Hasil dan konsekuensi dari perang petani

Pemberontakan Taiping merupakan kejutan besar bagi Kekaisaran Qing. Ini merusak fondasi sistem feodal dan ekonomi negara. Kota-kota dan pelabuhan-pelabuhan utama dihancurkan, pemberontakan menyebabkan pemusnahan massal penduduk Tiongkok.

Taiping Tianguo menjadi eksperimen sosial yang hebat, di mana massa tani yang luas terlibat.

Perang Tani juga berdampak signifikan pada posisi Dinasti Qing. Posisinya di negara itu terguncang, dan dukungan penduduk hilang. Untuk menekan demonstrasi massa, elit penguasa terpaksa mencari bantuan dari pemilik tanah besar.

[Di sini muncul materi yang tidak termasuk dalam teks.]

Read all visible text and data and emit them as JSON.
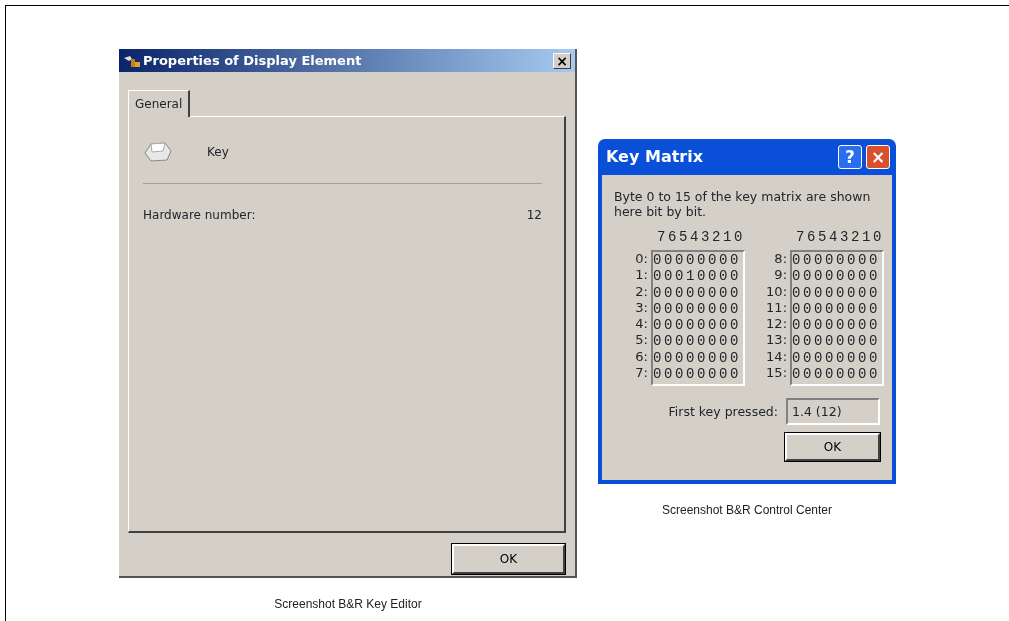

Hal ini menyebabkan penguatan posisi pemilik tanah. Akibatnya, etnis Han (Cina) semakin mulai mengambil bagian dalam pemerintahan negara, dan jumlah Manchu dalam aparatur negara semakin berkurang. Pada tahun 60-an. di Cina ada penguatan pengelompokan regional. Hal ini juga menyebabkan melemahnya posisi pemerintah pusat.

Selain itu, pertengahan abad ke-19 dalam sejarah Tiongkok ditandai dengan sejumlah pemberontakan besar lainnya.

Perang Miao di wilayah Guizhou berlangsung lebih dari 18 tahun. Pada tahun 1862, pemberontakan besar orang Dungan dimulai, yang melanda provinsi Shanxi dan Gansu. Pada tahun 1855, perang anti-pemerintah pecah di wilayah Yunnan. Orang-orang Hui, yang mengaku Islam, mengambil bagian di dalamnya. Semua pemberontakan ini memiliki dampak yang signifikan pada perkembangan lebih lanjut dari Cina dan hubungannya dengan negara-negara Eropa Barat.